By 1858, Abraham Lincoln was still relatively unknown in the national political sphere. Prior to the debates, Lincoln had already served four terms within the state senate and was elected to the House of Representatives. During that time he became very popular within the state of Illinois. As a former Whig, Lincoln switched to the Republican Party two years before the 1858 debates. In the debates, Lincoln disagreed with Douglas on the topic of slavery in the territories. He stated that the country could not survive much longer as half-slave and half-free. This photograph depicts Lincoln before the final debate in 1858.
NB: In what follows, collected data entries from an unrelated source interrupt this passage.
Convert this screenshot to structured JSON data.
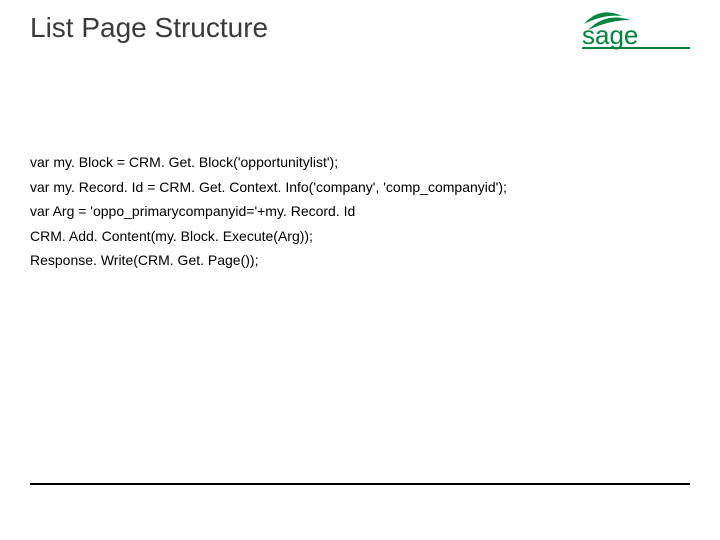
{
  "title": "List Page Structure",
  "logo": {
    "brand_name": "sage",
    "color": "#00843f"
  },
  "code": {
    "lines": [
      "var my. Block = CRM. Get. Block('opportunitylist');",
      "var my. Record. Id = CRM. Get. Context. Info('company', 'comp_companyid');",
      "var Arg = 'oppo_primarycompanyid='+my. Record. Id",
      "CRM. Add. Content(my. Block. Execute(Arg));",
      "Response. Write(CRM. Get. Page());"
    ]
  }
}
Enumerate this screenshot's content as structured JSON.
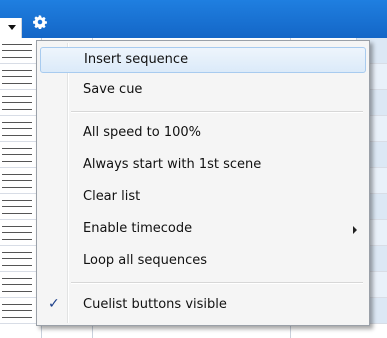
{
  "menu": {
    "items": [
      {
        "label": "Insert sequence",
        "highlighted": true
      },
      {
        "label": "Save cue"
      },
      {
        "label": "All speed to 100%"
      },
      {
        "label": "Always start with 1st scene"
      },
      {
        "label": "Clear list"
      },
      {
        "label": "Enable timecode",
        "has_submenu": true
      },
      {
        "label": "Loop all sequences"
      },
      {
        "label": "Cuelist buttons visible",
        "checked": true
      }
    ],
    "check_glyph": "✓"
  },
  "colors": {
    "titlebar": "#1a72d6",
    "highlight_border": "#a8cbef",
    "menu_bg": "#f5f5f5"
  },
  "icons": {
    "dropdown": "chevron-down-icon",
    "settings": "gear-icon",
    "submenu": "chevron-right-icon",
    "check": "check-icon"
  }
}
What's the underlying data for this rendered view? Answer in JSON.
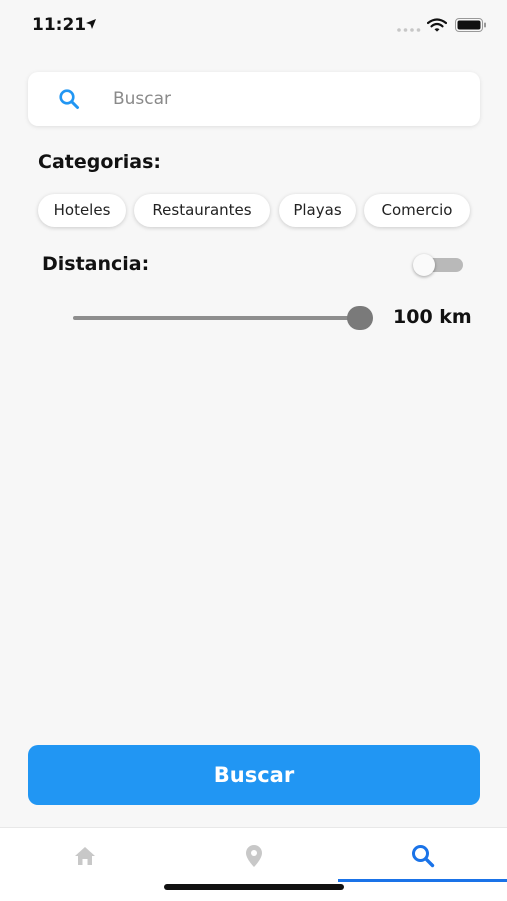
{
  "status_bar": {
    "time": "11:21",
    "icons": [
      "location-arrow-icon",
      "signal-dots-icon",
      "wifi-icon",
      "battery-icon"
    ]
  },
  "search": {
    "placeholder": "Buscar",
    "value": "",
    "icon": "search-icon"
  },
  "categories": {
    "title": "Categorias:",
    "items": [
      {
        "label": "Hoteles"
      },
      {
        "label": "Restaurantes"
      },
      {
        "label": "Playas"
      },
      {
        "label": "Comercio"
      }
    ]
  },
  "distance": {
    "title": "Distancia:",
    "toggle_enabled": false,
    "slider_fraction": 1,
    "value_label": "100 km"
  },
  "actions": {
    "search_button_label": "Buscar"
  },
  "tab_bar": {
    "items": [
      {
        "icon": "home-icon",
        "active": false
      },
      {
        "icon": "location-pin-icon",
        "active": false
      },
      {
        "icon": "search-icon",
        "active": true
      }
    ]
  },
  "colors": {
    "accent": "#2196f3",
    "tab_active": "#1a73e8",
    "tab_inactive": "#c8c8c8",
    "background": "#f7f7f7"
  }
}
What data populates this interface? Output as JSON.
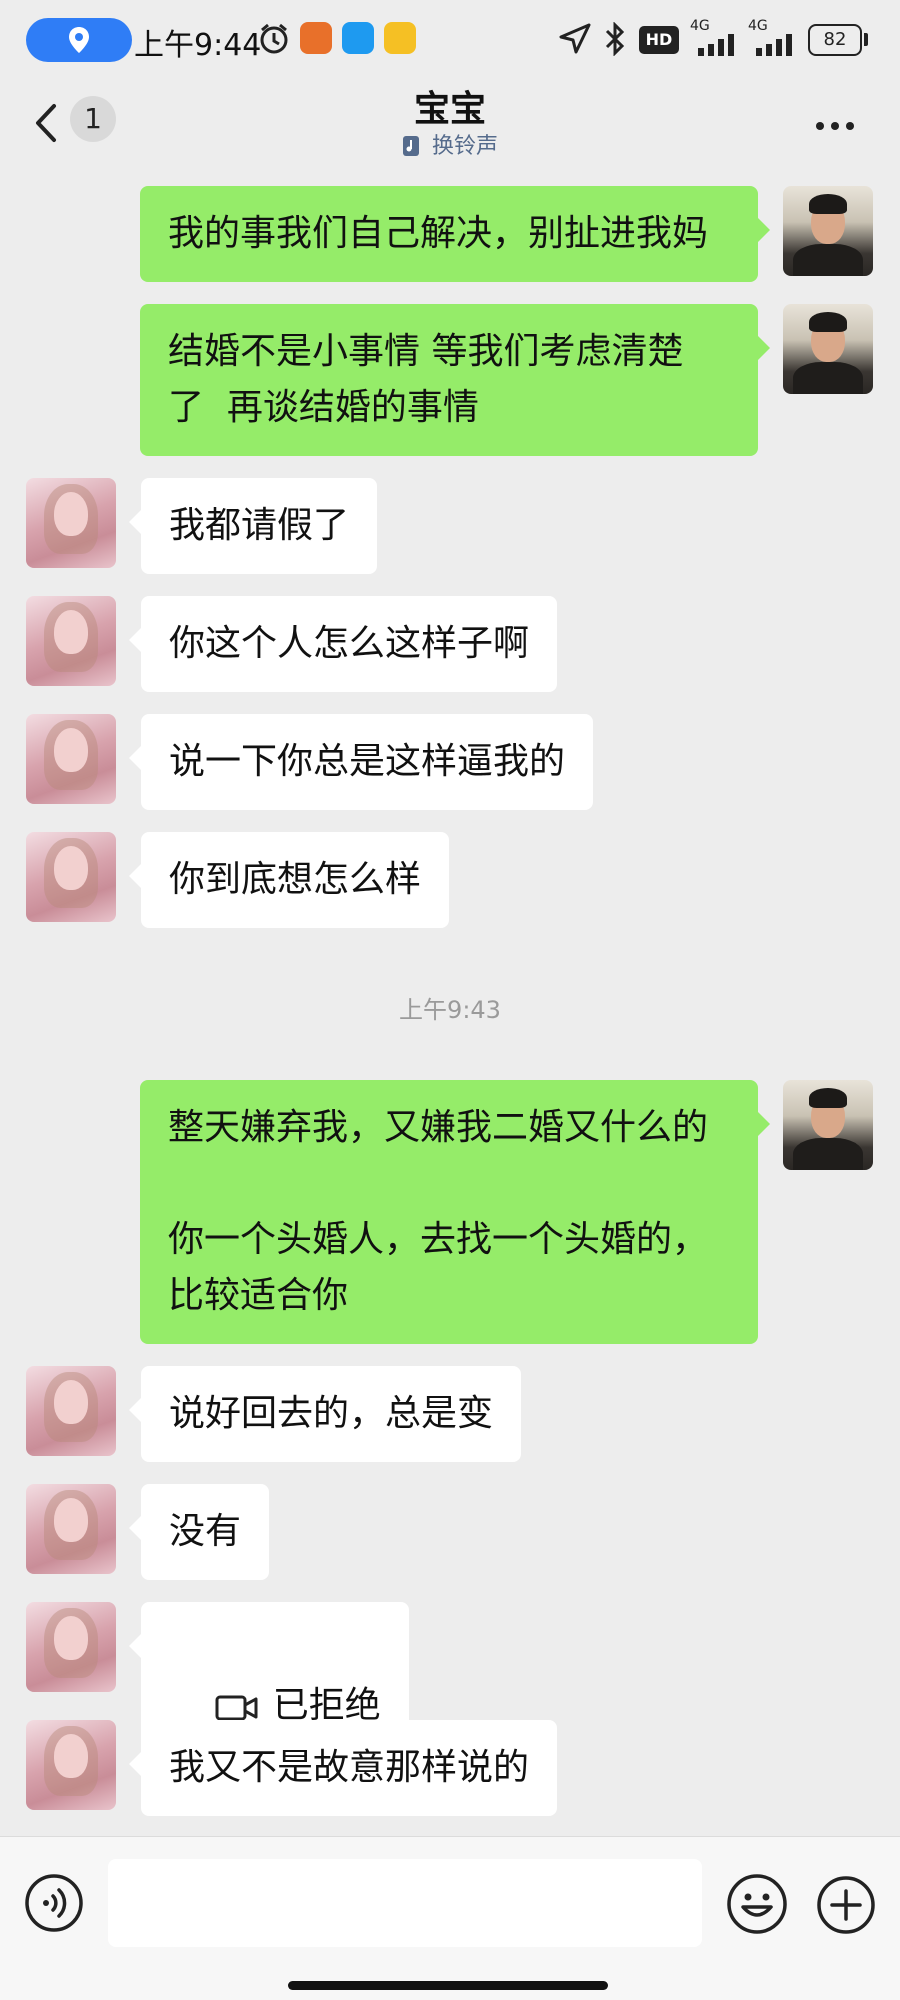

The significance of the 1858 Lincoln and Douglas debates within Charleston's history is immense. They put Charleston on the maps. The debates attracted national attention. The main reason they were followed by many Americans was because of the issues Lincoln and Douglas addressed - the main one involving slavery. Lincoln's opposition to the institution of slavery became evident through the debates. Even though Lincoln lost the senate seat to Douglas, he would eventually beat Douglas out in the presidential election of 1860. The painting below portrays Lincoln giving a speech to the large crowd at the fairgrounds in Charleston on September 18, 1858. Seated to the left of Lincoln is Stephen Douglas.
What were some of the other issues addressed by Lincoln and Douglas during the debates? What were the reactions of Charleston residents to the debate held at the fairground? Did most local residents support Lincoln or oppose him?